いよいよ高齢化社会から高齢社会に突入し、相続は増え続けています。相続人の年代層も移り変わり権利意識も増してくる一方です。また、昨今の相続は複雑で多様化し、とても一人では対応できません。方向と価値観を同じくし、資格に人格が備わった質の高いネットワークは相続コーディネーターの命です。

相談に見える人のほとんどは、相続は初めての経験です。誰に相談すれば、どこへ頼のめばよいのか判りません。また、専門家にも温度差があり、地主相続などは誰に頼むかで運が分かれます。

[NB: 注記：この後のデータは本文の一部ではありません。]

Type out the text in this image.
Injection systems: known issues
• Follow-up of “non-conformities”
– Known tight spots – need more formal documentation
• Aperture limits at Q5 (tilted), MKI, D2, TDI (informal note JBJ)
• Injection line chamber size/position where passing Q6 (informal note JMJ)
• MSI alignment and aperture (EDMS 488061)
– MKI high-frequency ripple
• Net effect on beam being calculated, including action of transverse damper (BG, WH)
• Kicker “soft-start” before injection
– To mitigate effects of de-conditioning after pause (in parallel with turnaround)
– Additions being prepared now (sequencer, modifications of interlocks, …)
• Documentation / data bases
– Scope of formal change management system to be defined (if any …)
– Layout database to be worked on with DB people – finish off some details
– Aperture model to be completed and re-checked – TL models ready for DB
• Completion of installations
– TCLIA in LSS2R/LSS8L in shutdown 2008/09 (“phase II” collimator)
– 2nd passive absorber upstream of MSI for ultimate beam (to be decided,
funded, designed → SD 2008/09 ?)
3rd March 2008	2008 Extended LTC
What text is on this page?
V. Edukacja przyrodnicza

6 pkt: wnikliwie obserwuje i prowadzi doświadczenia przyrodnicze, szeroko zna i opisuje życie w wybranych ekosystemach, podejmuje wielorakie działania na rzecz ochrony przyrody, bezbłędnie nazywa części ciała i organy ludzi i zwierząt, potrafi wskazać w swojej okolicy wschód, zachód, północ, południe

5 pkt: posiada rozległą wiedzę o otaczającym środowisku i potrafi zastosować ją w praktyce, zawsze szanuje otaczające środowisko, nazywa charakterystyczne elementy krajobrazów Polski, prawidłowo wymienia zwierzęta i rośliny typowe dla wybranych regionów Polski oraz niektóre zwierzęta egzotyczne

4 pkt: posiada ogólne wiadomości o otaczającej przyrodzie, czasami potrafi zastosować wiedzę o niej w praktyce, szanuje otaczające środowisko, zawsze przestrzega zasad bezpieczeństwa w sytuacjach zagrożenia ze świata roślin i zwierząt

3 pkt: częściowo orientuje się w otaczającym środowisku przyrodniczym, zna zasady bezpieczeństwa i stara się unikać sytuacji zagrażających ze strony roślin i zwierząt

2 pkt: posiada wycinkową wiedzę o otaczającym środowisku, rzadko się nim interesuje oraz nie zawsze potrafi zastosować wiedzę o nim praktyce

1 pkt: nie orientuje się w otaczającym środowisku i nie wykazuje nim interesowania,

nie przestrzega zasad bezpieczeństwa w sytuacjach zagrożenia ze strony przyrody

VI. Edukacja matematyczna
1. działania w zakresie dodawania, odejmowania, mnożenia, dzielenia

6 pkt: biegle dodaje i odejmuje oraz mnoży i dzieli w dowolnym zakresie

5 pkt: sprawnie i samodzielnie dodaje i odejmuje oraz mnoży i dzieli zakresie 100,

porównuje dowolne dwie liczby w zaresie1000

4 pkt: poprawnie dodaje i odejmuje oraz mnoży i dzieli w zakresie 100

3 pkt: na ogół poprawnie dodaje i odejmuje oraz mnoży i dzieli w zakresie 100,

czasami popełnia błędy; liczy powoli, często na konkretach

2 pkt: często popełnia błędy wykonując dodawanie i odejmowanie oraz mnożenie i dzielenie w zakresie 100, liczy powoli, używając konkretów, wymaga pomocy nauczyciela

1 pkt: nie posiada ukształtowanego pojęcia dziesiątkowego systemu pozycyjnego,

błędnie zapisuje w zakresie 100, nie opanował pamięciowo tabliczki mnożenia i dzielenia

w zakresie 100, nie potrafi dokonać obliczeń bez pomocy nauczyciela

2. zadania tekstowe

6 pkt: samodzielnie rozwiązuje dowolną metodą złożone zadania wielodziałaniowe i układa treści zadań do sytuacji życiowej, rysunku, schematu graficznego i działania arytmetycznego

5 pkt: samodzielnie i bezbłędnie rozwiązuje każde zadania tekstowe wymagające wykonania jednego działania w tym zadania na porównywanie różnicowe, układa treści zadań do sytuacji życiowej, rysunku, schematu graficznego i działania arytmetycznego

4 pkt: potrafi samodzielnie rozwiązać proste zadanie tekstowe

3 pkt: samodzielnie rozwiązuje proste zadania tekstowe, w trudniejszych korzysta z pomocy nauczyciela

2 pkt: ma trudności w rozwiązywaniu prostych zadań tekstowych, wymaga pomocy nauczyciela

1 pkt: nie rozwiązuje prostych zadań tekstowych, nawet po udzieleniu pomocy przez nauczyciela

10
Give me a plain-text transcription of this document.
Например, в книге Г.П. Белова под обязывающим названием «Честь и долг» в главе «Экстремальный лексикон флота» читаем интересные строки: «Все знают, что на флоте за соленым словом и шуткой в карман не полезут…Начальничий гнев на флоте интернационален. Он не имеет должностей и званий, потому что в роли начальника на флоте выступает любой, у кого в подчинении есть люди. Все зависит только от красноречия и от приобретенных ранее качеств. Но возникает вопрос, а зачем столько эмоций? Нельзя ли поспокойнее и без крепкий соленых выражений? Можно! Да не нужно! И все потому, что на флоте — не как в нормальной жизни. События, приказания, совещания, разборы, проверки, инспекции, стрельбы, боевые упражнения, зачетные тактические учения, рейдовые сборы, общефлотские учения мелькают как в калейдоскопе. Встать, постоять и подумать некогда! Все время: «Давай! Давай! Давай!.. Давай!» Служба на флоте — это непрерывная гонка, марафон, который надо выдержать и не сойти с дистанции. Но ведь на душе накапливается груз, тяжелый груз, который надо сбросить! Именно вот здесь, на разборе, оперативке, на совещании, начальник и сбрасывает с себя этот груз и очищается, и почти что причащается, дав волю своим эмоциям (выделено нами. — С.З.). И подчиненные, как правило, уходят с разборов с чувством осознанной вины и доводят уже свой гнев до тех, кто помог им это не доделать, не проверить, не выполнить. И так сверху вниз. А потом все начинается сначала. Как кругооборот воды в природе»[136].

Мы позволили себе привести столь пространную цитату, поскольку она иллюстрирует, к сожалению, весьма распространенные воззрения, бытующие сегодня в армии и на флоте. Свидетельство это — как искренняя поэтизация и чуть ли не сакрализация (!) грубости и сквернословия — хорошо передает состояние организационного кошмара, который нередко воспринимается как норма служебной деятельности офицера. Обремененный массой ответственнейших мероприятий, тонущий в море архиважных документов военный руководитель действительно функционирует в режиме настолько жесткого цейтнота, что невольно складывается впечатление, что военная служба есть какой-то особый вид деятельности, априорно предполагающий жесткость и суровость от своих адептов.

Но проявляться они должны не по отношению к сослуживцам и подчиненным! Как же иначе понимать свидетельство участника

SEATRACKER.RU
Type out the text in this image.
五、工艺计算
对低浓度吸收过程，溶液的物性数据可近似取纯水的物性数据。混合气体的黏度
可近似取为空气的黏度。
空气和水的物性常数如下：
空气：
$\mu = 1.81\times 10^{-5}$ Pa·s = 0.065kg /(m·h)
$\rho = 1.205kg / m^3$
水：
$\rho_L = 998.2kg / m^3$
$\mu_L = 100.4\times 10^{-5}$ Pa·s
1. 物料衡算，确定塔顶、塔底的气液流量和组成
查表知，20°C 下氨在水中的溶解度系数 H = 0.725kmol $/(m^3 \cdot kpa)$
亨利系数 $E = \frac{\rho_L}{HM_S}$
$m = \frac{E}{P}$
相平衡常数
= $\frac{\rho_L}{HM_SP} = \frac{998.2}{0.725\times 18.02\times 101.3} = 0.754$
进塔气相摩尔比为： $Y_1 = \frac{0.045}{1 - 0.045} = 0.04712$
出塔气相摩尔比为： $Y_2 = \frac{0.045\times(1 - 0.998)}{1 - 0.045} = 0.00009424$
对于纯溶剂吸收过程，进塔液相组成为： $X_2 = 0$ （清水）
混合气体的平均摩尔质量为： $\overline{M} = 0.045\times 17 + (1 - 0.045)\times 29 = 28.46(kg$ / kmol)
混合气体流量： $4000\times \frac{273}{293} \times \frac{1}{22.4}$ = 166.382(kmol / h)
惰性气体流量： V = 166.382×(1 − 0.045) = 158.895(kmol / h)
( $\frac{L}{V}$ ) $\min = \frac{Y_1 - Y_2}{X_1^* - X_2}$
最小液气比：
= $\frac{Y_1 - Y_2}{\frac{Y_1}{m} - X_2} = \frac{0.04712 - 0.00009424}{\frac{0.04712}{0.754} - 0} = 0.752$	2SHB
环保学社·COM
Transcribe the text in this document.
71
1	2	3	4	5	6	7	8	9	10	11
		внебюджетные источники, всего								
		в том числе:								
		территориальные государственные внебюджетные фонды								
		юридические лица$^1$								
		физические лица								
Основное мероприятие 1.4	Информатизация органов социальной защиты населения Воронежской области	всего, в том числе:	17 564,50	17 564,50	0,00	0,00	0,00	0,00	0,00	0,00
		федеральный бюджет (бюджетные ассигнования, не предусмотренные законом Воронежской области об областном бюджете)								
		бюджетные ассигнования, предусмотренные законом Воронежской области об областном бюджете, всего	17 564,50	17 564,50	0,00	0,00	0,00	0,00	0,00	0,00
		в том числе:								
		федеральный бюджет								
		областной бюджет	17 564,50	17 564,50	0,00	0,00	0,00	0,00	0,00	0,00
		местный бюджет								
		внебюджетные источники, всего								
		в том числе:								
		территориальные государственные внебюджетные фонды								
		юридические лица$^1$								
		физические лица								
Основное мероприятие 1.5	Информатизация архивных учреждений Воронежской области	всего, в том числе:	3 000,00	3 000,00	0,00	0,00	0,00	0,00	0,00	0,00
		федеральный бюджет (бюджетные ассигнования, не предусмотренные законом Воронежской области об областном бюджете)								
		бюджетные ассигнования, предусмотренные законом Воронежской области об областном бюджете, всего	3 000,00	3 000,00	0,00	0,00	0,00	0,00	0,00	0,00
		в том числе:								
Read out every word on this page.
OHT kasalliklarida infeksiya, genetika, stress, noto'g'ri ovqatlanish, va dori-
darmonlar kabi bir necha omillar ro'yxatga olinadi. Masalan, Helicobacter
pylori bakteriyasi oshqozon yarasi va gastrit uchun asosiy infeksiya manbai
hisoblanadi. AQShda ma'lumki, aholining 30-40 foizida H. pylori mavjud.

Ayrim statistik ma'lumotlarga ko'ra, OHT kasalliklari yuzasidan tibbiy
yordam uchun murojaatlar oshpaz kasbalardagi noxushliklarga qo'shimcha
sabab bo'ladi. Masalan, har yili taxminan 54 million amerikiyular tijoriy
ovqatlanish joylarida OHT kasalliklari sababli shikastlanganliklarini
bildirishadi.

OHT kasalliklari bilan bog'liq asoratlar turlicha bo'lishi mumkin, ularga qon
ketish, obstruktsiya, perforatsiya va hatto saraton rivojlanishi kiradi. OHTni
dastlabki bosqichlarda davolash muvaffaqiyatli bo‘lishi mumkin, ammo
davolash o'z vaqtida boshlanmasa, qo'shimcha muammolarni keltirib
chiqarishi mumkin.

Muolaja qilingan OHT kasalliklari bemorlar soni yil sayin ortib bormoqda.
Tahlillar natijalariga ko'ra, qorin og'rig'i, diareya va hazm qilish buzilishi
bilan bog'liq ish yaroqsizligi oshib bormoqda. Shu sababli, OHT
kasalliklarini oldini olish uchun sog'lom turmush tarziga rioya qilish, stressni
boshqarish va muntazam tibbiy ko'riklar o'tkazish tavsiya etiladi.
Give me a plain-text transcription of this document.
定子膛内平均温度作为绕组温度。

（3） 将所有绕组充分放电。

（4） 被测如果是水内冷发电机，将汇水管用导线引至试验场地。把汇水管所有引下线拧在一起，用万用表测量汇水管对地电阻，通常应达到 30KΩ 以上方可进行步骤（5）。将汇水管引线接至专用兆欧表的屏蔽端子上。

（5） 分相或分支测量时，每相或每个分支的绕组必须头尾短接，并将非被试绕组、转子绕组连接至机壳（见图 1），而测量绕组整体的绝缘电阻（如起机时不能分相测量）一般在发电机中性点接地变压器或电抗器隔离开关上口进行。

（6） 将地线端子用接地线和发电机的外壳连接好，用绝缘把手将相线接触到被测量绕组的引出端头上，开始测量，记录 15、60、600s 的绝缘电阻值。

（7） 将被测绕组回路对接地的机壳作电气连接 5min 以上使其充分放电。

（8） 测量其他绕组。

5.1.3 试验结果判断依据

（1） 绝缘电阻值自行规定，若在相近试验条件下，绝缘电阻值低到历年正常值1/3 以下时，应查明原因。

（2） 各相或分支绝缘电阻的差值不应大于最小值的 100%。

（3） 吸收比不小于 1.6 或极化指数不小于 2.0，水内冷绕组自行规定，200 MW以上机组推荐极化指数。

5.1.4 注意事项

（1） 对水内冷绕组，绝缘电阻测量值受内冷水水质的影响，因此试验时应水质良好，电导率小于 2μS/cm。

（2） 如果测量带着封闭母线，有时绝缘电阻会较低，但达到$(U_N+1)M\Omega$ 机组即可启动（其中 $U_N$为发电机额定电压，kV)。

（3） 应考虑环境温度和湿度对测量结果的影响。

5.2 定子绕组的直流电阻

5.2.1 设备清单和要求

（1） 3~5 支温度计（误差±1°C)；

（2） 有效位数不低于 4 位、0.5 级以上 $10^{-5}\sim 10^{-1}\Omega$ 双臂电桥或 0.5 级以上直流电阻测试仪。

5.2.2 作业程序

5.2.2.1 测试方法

相続相談には大きく分けて次の3つのパターンがあります。
(1)相談のレベルで問題が解決してしまう。
Aさんの相談 オシドリ夫婦のAさんには子がいない。Aさんは自分が亡くなったら全財産は妻へいくと信じてうたがわなかった。兄弟姉妹もしくはオイメイも相続人になると知ってびっくり、このまま何もしなかったらどうなるのか。
《アドバイス》兄弟姉妹には遺留分の権利がありません。遺言を作ることをアドバイスしました。とりあえず「全財産を妻に相続させる」自筆証書遺言を書いていただきました。その後に確実な公正証書遺言に作り直しです。⇒ 問題解決

(2)問題の本質をつかみ、適切なサポートをすることで解決する。
Bさんの相談 親が亡くなってから20年が経過したが、他の相続人が協力してくれず、遺産分割が未だまとまらない。
《アドバイス》Bさんの話しを傾聴してみると、知識の不足が原因で、非はBさんにあることが判りました。正しい知識を理解いただき、他の相続人に対し「心から詫びてくれるよう」お願いしました。マイナスをゼロに戻してから再スタートです。20年間塩漬けの相続が3回の協議で決着しました。⇒ 問題解決

(3)相続アドバイザーが関わってはいけない相続。
多くの相続をお手伝いしてきましたが、相続争いに出会ったのは数回しかありません。ほとんどは「多い少ない」の兄弟喧嘩のレベルです。この段階なら相続人の自助努力で解決が可能です。
カネの問題ではない(口で言っても本心はほとんどがカネの問題)。だが、本当に銭勘定を通り越し感情問題になってしったら、解決(処理?)できるのは弁護士(法律で切る)しかいません。

「兄弟喧嘩」なのか「相続争い」なのかを見極め、相続争いと判断したら相続アドバイザーは関わってはいけません。⇒ 即弁護士
相続で悩んで相談に見える人の顔は一様に深刻です。憔悴しきっている人もいます。一緒に深刻な顔をしてしまったら、相手は不安になり、さらに深刻になってしまうでしょう。
相談は穏やかな顔で応じ、心では相談者の痛みを受け入れて差し上げることです。「顔は笑顔で心は真剣勝負」これが相続相談で最も大事なところです。